Neelkanth Mishra, Designation: Chief Economist –Axis Bank, Head of Global Research –Axis Capital Research

December 05, 2025

4 min read

The MPC cut rates by 25 bps (6-0 vote), with significant cuts to inflation projections (now ~4% in H1FY27E), and a still too-conservative growth forecast of <7% in H1E despite upgrades. This hurts chances of further easing, as growth may beat MPC estimates. That said, the economy is showing signs of significant slack (5-11% below trend on various start points and trend-growth estimates) and can run hotter than trend for some time before inflationary pressures build up. Rather than rate cuts, continued enablement of growth through quantity (projections indicate more OMOs after the Rs1tn announced in Dec) and regulatory measures might be appropriate, and are being undertaken.

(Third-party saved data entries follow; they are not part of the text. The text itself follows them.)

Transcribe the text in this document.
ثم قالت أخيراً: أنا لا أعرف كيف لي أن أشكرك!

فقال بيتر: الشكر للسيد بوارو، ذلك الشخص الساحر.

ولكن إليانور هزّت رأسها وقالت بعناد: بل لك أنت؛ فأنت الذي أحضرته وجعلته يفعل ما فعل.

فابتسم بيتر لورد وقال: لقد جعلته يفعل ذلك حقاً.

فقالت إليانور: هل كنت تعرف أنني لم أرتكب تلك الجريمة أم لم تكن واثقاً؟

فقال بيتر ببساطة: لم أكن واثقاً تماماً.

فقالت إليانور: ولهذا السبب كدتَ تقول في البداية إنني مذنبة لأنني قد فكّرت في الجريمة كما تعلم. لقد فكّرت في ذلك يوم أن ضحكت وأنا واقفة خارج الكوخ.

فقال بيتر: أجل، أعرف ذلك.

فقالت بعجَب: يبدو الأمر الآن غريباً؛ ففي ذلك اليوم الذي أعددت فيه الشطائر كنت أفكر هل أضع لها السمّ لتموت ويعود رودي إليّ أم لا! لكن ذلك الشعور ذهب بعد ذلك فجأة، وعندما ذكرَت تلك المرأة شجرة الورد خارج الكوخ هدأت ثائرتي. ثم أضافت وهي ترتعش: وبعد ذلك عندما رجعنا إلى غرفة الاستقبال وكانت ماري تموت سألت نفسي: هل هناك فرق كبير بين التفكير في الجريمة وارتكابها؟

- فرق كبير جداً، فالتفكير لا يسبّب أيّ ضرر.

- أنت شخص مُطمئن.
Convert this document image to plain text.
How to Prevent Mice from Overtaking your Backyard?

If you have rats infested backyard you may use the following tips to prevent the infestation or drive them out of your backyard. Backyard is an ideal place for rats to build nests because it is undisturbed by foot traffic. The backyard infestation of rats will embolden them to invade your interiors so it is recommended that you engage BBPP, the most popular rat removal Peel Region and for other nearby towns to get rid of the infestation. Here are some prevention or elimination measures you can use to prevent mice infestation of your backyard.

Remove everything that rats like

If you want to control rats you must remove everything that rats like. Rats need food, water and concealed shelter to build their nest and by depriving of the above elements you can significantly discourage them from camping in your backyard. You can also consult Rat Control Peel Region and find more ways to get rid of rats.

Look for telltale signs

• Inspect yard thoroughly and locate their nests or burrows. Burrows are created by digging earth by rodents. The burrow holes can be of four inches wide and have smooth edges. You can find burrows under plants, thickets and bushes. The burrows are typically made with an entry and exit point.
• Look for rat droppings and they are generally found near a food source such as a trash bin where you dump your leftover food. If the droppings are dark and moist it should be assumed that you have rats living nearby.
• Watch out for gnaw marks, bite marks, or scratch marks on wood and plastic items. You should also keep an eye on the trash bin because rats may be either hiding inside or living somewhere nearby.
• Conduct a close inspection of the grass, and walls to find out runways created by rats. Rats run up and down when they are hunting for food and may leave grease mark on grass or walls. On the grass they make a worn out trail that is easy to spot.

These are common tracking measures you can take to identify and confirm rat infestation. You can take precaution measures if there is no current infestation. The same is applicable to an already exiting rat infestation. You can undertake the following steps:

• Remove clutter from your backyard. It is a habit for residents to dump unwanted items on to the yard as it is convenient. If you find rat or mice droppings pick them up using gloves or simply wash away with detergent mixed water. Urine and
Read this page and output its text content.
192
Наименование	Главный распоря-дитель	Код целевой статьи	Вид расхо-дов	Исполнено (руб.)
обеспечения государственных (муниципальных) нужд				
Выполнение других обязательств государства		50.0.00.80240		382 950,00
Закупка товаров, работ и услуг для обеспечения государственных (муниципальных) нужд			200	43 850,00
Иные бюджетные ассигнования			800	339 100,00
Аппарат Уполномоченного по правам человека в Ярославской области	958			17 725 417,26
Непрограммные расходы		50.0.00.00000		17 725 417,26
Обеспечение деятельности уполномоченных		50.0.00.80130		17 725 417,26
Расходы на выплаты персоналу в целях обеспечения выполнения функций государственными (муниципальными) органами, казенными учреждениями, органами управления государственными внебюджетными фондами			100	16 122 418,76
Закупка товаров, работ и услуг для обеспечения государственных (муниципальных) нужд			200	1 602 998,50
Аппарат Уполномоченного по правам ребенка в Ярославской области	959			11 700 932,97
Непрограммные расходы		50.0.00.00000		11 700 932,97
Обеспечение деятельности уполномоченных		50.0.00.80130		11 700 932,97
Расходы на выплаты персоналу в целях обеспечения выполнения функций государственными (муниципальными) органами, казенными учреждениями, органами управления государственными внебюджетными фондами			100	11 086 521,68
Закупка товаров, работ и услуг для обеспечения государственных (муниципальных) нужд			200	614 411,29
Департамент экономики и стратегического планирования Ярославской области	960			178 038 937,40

MPC cuts rates (6-0), stance neutral; H1FY27E inflation estimates cut 40-60 bps

The MPC voted 6-0 for a rate cut, as expected by us, with inflation projections in FY26/27E cut further, driven by continued unseasonal weakness in food prices; importantly, H1FY27E is now just below the 4% target. The MPC noted that underlying inflation was even lower than this, with the impact of precious metals of at around 50 bps. We recently explored several measures of underlying inflation which showed significant weakness. The MPC expects inflation to remain benign given favourable agri trends.

Despite upgrades, FY27E growth projections subpar; bias to further action?

Unlike in Oct, when the upgrades to FY26E growth estimates were backward-looking (a strong Q1), H2FY26E forecasts were raised 30-60 bps; but FY26E at 7.3% still assumes a deceleration in H2E. Further, H1FY27E projections are solidly below 7.0% (Fig 4), perhaps factoring in unusually high numbers in the base this year. We expect FY27E growth to be above 7%, as monetary and fiscal headwinds fade further. Market growth downgrades have reversed, and nominal growth should be back to double-digits in FY27E. This reduces chances of further easing, given that MPC estimates seem too conservative.

Need for rate cuts limited; maintaining liquidity essential for support to growth

The RBI announced OMO purchases of Rs1tn in Dec, with more likely to come later, as per our liquidity projection. This will be required to preserve durable liquidity and offset shocks to deposit growth from FX intervention. We continue to believe that adjusting the duration of supply and firm communication on how long rates may remain low can also speed up transmission and thence flow of funds to the broad economy, especially the MSME sector.